En effet, on voit des couples heureux comme Nomi et Amanita dans la série Sense 8, une coiffeuse à fort caractère dans Orange is the new black ou Maura, sexagénaire trans touchante de Transparent… Des personnages d’ailleurs campés, sauf dans Transparent, par des acteurs trans. Une tendance récente… qui n’a pas franchi l’Atlantique.

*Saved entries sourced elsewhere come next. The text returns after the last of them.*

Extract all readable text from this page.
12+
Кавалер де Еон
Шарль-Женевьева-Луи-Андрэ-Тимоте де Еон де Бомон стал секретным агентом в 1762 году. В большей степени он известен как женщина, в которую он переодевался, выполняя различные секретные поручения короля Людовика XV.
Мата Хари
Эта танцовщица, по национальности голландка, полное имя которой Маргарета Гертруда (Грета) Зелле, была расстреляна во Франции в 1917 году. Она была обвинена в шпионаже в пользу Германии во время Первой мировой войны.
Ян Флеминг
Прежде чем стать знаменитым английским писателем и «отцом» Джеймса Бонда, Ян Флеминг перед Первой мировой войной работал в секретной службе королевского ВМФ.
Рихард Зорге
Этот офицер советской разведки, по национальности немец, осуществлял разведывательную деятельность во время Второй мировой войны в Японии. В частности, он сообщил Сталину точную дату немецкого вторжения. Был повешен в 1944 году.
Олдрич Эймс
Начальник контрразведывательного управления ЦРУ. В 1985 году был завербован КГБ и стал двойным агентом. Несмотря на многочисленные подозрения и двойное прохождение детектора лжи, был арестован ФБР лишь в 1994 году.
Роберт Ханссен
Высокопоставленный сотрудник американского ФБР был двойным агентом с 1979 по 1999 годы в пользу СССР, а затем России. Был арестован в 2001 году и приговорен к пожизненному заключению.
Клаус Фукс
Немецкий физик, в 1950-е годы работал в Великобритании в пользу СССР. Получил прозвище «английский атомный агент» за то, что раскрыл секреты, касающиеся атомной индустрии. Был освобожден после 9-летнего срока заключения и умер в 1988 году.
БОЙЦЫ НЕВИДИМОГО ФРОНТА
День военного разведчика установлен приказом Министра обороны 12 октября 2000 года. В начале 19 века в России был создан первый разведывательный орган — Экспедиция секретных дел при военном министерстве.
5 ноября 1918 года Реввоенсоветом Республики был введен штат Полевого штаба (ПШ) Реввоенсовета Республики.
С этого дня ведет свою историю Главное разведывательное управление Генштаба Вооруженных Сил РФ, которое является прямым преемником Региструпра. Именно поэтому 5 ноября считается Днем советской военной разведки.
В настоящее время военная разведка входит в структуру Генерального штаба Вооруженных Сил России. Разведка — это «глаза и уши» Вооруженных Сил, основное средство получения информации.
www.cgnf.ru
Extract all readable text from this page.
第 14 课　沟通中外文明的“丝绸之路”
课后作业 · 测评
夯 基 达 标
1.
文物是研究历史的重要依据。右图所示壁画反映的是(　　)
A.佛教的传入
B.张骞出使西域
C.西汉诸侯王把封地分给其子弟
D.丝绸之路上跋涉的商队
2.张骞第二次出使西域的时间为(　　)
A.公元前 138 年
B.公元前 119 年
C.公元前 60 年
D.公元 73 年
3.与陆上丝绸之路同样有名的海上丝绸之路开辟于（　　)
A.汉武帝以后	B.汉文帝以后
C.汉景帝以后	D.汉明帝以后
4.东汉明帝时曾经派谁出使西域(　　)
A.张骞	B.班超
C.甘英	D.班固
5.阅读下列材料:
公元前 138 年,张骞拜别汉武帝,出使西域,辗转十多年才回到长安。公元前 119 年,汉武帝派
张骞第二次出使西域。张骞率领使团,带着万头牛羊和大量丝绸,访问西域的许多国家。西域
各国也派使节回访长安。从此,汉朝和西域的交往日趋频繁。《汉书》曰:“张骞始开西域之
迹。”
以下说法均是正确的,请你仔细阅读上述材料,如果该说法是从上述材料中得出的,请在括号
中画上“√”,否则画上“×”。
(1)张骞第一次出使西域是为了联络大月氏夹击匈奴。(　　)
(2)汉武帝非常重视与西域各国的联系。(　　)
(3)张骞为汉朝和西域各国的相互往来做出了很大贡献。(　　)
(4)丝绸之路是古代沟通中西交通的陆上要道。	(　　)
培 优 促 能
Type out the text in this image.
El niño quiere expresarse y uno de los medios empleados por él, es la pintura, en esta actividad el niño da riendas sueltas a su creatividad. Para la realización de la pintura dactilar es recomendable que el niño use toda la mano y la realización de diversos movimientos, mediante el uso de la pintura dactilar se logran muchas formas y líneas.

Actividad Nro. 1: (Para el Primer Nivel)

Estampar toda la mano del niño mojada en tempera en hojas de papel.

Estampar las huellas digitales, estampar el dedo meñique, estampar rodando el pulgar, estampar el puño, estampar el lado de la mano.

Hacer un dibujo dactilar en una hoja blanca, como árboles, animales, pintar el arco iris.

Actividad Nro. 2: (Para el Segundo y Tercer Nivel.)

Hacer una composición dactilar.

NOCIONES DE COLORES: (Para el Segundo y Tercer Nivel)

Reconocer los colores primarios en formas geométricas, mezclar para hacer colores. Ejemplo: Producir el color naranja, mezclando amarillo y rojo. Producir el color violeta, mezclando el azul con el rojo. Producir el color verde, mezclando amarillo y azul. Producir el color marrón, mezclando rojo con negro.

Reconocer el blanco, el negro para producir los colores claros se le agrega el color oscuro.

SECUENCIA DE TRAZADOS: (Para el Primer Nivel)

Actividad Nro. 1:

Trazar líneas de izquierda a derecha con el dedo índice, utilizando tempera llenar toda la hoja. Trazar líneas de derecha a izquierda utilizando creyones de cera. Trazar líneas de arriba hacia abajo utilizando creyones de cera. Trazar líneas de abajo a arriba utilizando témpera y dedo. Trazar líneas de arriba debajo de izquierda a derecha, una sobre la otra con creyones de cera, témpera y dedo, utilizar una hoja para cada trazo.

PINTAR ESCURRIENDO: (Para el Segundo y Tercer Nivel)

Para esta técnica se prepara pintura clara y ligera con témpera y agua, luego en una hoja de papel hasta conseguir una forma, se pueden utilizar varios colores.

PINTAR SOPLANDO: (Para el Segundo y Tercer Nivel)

« En France, on n’est pas foutu de faire jouer des acteurs trans, sauf dans Wild Side de Sébastien Lifshitz », reproche Ioanna. En effet, Stéphanie Michelini, une des seules comédiennes trans aujourd’hui connue en France a été découverte grâce à ce film.

« Au moins, dans Louise, cette trans est jouée par une femme, nuance Léo, jeune-homme trans. Mais la plupart des films donnent des rôles de femmes trans à des hommes cisgenres. C’est comme si on grimait des acteurs blancs pour camper des Noirs encore aujourd’hui… » Ce qui ne va pas toujours contre le cliché qu’une femme trans, on la repère à sa voix grave et sa mâchoire carrée… « Des trans, on en voit tous les jours dans la rue, mais on ne le sait pas, résume Léo. Il y a encore beaucoup de boulot… »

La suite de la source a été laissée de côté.